Les « barèmes Macron » (cf. article L.1235-3) encadrent par un plancher et un plafond qui s’imposent aux juges, l’indemnité qui peut être octroyée au salarié dont le licenciement est jugé sans cause réelle et sérieuse, c’est-àdire lorsque le motif invoqué pour justifier le licenciement n’est pas reconnu valable.

Ces barèmes ont été validés par la Cour de cassation, qui les déclarait conformes aux normes européennes (Arrêts du 11 mai 2022 de la Cour de cassation).

Le Comité européen des droits sociaux, saisi par deux organisations syndicales dont FO, a récemment estimé que les barèmes d’indemnisation du licenciement sans cause réelle et sérieuse, dit « barèmes Macron », caractérisent une « violation » de l’article 24.b de la Charte sociale européenne.

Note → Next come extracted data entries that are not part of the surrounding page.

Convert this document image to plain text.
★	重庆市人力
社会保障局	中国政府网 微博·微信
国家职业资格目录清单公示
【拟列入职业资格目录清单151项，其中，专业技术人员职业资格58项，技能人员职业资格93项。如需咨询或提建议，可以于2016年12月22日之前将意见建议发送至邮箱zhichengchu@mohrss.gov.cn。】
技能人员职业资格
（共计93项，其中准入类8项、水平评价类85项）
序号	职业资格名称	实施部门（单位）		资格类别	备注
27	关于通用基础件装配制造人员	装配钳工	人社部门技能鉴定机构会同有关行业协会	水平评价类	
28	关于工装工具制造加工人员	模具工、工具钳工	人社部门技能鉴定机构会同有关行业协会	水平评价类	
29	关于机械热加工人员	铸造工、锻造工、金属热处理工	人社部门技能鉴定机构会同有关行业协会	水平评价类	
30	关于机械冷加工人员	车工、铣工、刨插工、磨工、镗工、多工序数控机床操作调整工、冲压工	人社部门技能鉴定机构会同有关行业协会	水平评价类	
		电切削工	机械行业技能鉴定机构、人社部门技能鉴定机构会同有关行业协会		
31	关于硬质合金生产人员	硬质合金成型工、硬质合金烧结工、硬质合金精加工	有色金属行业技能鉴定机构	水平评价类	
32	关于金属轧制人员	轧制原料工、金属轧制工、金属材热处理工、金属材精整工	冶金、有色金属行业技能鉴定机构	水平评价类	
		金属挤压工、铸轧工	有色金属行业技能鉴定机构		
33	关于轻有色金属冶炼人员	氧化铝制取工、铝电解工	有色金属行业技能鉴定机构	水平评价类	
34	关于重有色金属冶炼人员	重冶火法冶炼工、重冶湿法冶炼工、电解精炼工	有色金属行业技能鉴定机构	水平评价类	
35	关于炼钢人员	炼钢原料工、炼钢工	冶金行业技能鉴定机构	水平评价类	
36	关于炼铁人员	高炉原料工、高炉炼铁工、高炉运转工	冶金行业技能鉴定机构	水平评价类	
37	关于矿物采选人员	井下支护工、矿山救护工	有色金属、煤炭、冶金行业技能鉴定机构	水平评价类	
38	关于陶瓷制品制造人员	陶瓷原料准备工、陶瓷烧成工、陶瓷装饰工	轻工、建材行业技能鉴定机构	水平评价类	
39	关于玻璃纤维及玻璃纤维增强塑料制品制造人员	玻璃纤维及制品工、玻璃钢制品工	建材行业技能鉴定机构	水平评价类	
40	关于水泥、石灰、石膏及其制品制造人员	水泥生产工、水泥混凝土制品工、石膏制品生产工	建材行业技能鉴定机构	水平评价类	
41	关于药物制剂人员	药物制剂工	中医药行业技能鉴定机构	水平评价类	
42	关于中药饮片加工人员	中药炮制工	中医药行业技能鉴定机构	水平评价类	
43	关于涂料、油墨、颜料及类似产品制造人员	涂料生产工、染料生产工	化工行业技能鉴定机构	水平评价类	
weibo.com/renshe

Le Comité considère, à l’unanimité de ses membres, que le système français d’indemnisation tel qu’il résulte des « barèmes Macron » ne permet pas au juge d’allouer une indemnité adéquate ou de décider d’une autre réparation appropriée à un salarié licencié sans motif valable et retient, en conséquence, « qu’il y a violation de l’article 24.b de la Charte ».

Plus précisément, le Comité fonde sa décision, notamment, sur les motifs suivants :

  • Les montants minimums et maximums d’indemnisation auxquels peuvent prétendre les salariés disposant de peu d’ancienneté ou travaillant dans des entreprises de moins de 11 salariés, sont trop faibles ou quasi identiques, de sorte que la fourchette d’indemnisation n’est pas assez large.
  • La « prévisibilité » invoquée par le Gouvernement Français en vue de défendre le dispositif pourrait plutôt constituer une incitation pour l’employeur à licencier abusivement des salariés.